The 1943 International Katyn Commission was the first formal investigation attributing Soviet responsibility for the massacre of ~22,000 Polish nationals, deepening Allied fractures.
Key Facts
- Polish victims
- ~22,000 Polish nationals killed
- Commission formed
- April 1943, at Germany's request
- Participating countries
- 11 European countries represented
- Commission finding
- Soviet Union held responsible
- Soviet response
- Denied responsibility; blamed Germany via counter-commission
By the Numbers
Location
Cause → Event → Consequence
In 1940, Soviet forces executed approximately 22,000 Polish officers, intelligentsia, and other nationals during the occupation of eastern Poland. Their mass graves in the Katyn forest near Smolensk were discovered by German forces following Operation Barbarossa, prompting Germany to request an international investigation in April 1943.
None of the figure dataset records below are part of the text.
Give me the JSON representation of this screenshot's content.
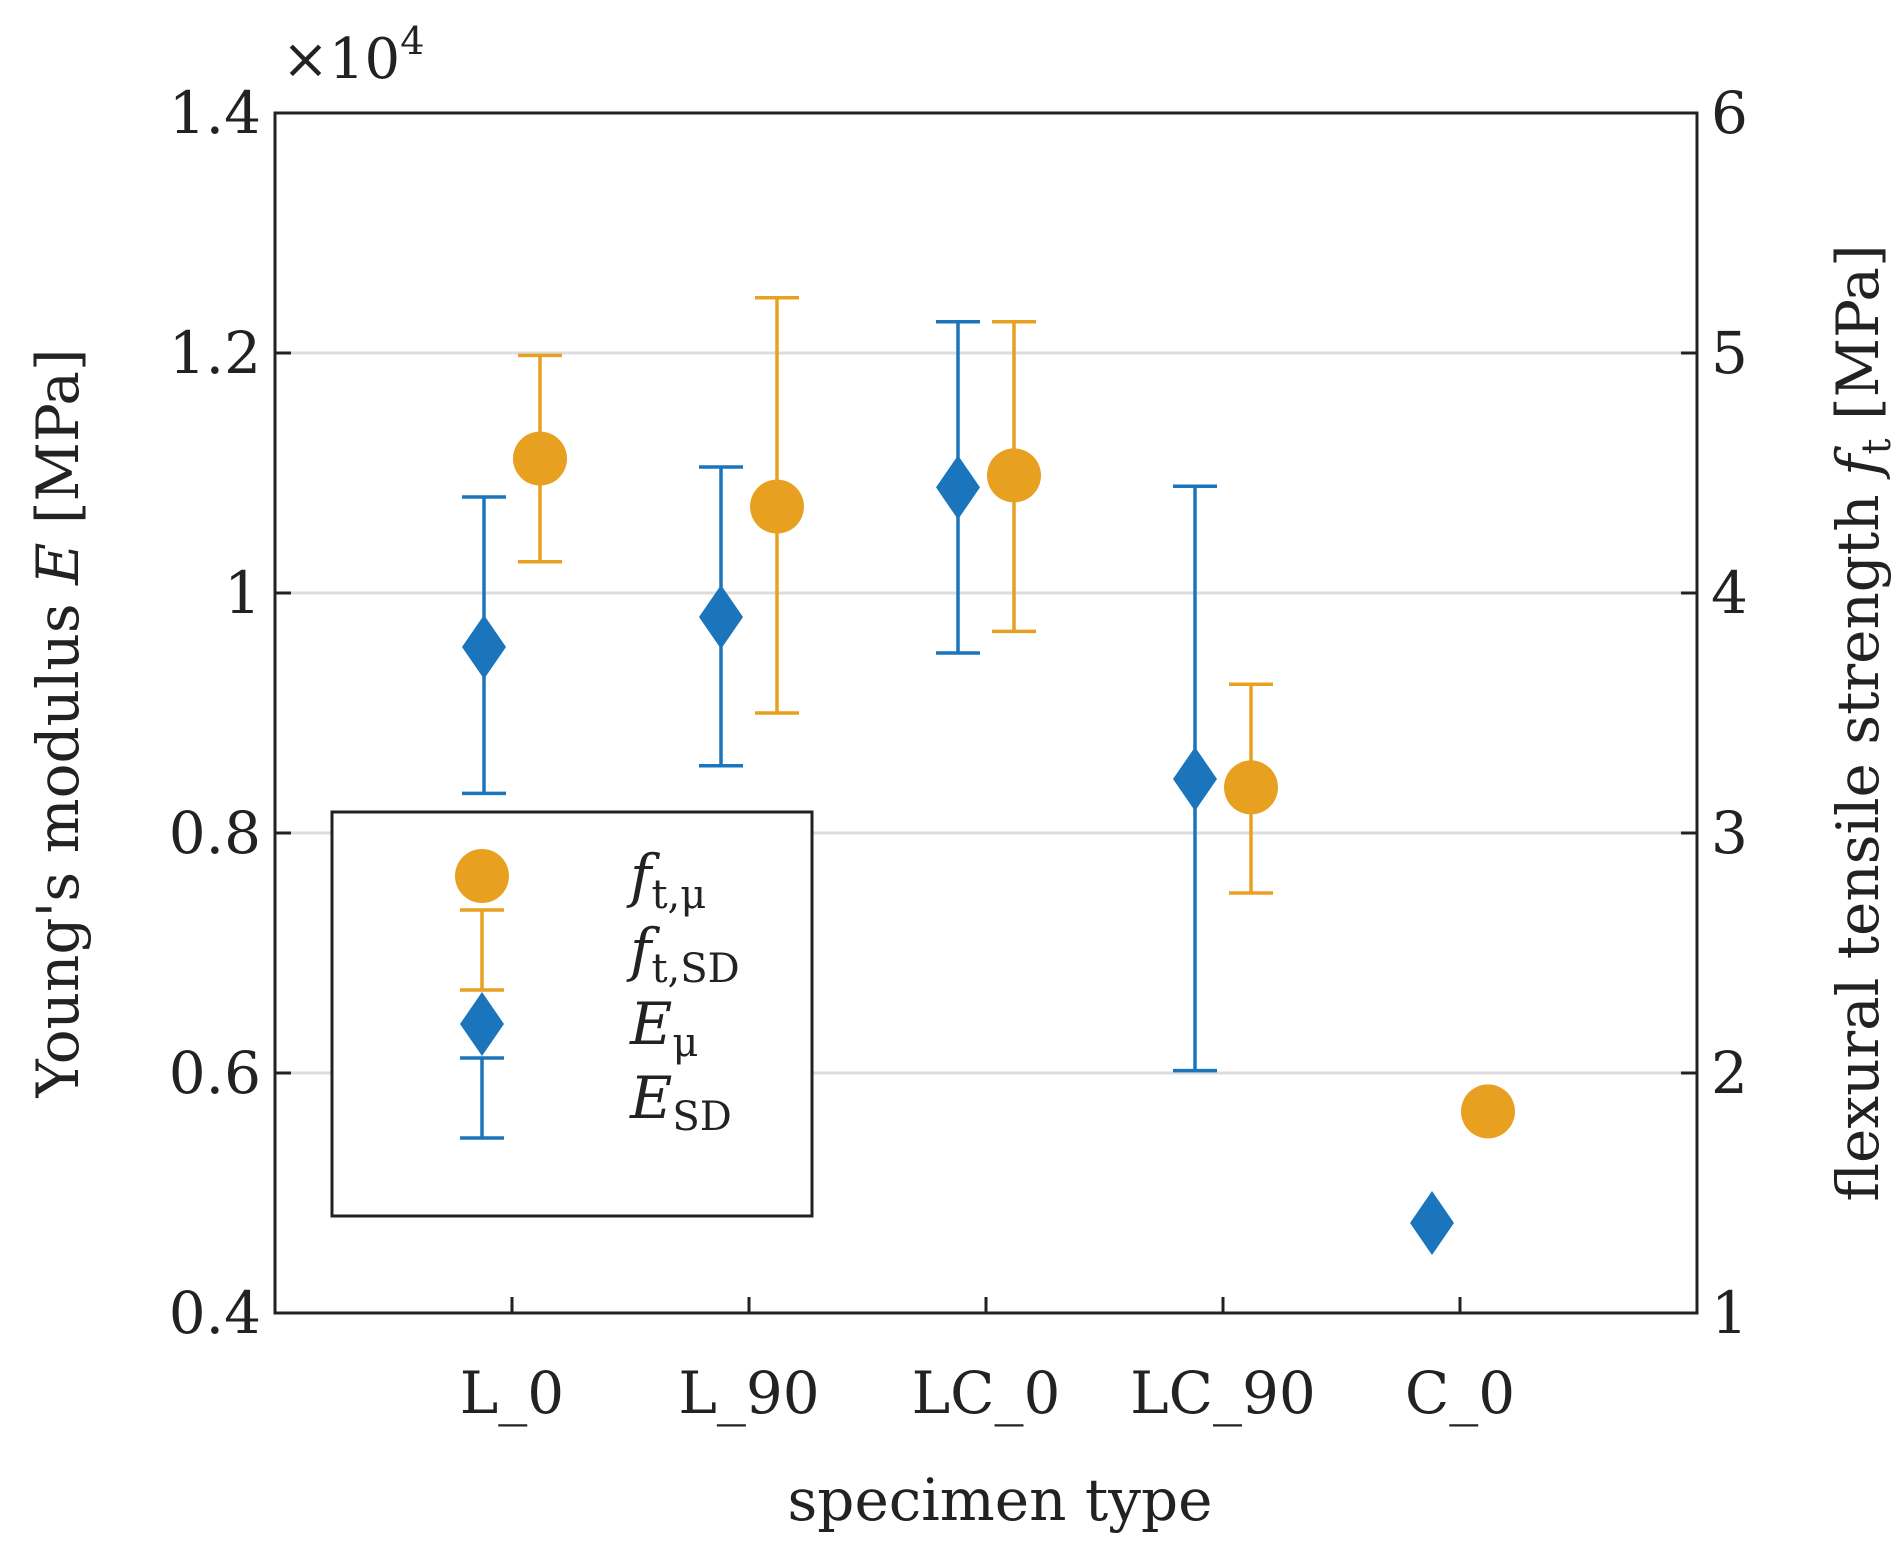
{
  "chart_data": {
    "type": "scatter",
    "xlabel": "specimen type",
    "ylabel_left": {
      "text": "Young's modulus ",
      "symbol": "E",
      "unit": " [MPa]"
    },
    "ylabel_right": {
      "text": "flexural tensile strength ",
      "symbol": "f",
      "sub": "t",
      "unit": " [MPa]"
    },
    "exponent_label": {
      "base": "×10",
      "power": "4"
    },
    "categories": [
      "L_0",
      "L_90",
      "LC_0",
      "LC_90",
      "C_0"
    ],
    "left_axis": {
      "ylim": [
        4000,
        14000
      ],
      "ticks": [
        4000,
        6000,
        8000,
        10000,
        12000,
        14000
      ],
      "tick_labels": [
        "0.4",
        "0.6",
        "0.8",
        "1",
        "1.2",
        "1.4"
      ]
    },
    "right_axis": {
      "ylim": [
        1,
        6
      ],
      "ticks": [
        1,
        2,
        3,
        4,
        5,
        6
      ],
      "tick_labels": [
        "1",
        "2",
        "3",
        "4",
        "5",
        "6"
      ]
    },
    "grid": "horizontal",
    "legend_position": "bottom-left",
    "series": [
      {
        "axis": "right",
        "color": "#E8A020",
        "marker": "circle",
        "mean": [
          4.56,
          4.36,
          4.49,
          3.19,
          1.84
        ],
        "lower": [
          4.13,
          3.5,
          3.84,
          2.75,
          null
        ],
        "upper": [
          4.99,
          5.23,
          5.13,
          3.62,
          null
        ]
      },
      {
        "axis": "left",
        "color": "#1A75BC",
        "marker": "diamond",
        "mean": [
          9550,
          9800,
          10880,
          8450,
          4750
        ],
        "lower": [
          8330,
          8560,
          9500,
          6020,
          null
        ],
        "upper": [
          10800,
          11050,
          12260,
          10890,
          null
        ]
      }
    ],
    "legend": [
      {
        "kind": "marker-circle",
        "base": "f",
        "sub": "t,μ",
        "color": "#E8A020"
      },
      {
        "kind": "errorbar",
        "base": "f",
        "sub": "t,SD",
        "color": "#E8A020"
      },
      {
        "kind": "marker-diamond",
        "base": "E",
        "sub": "μ",
        "color": "#1A75BC"
      },
      {
        "kind": "errorbar",
        "base": "E",
        "sub": "SD",
        "color": "#1A75BC"
      }
    ]
  }
}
An international commission of anatomy and forensic pathology experts drawn from 11 European countries, mostly Nazi-allied or occupied states, examined the mass graves at Katyn. The Commission concluded that the Soviet Union was responsible for the killings, based on forensic and documentary evidence gathered at the site.
Germany exploited the findings for propaganda aimed at dividing the Allied coalition. The Polish government-in-exile's support for the inquiry led the Soviet Union to sever diplomatic relations with it. The Soviets established their own Extraordinary State Commission tasked with falsifying evidence to shift blame onto Germany, a deception that persisted officially for decades.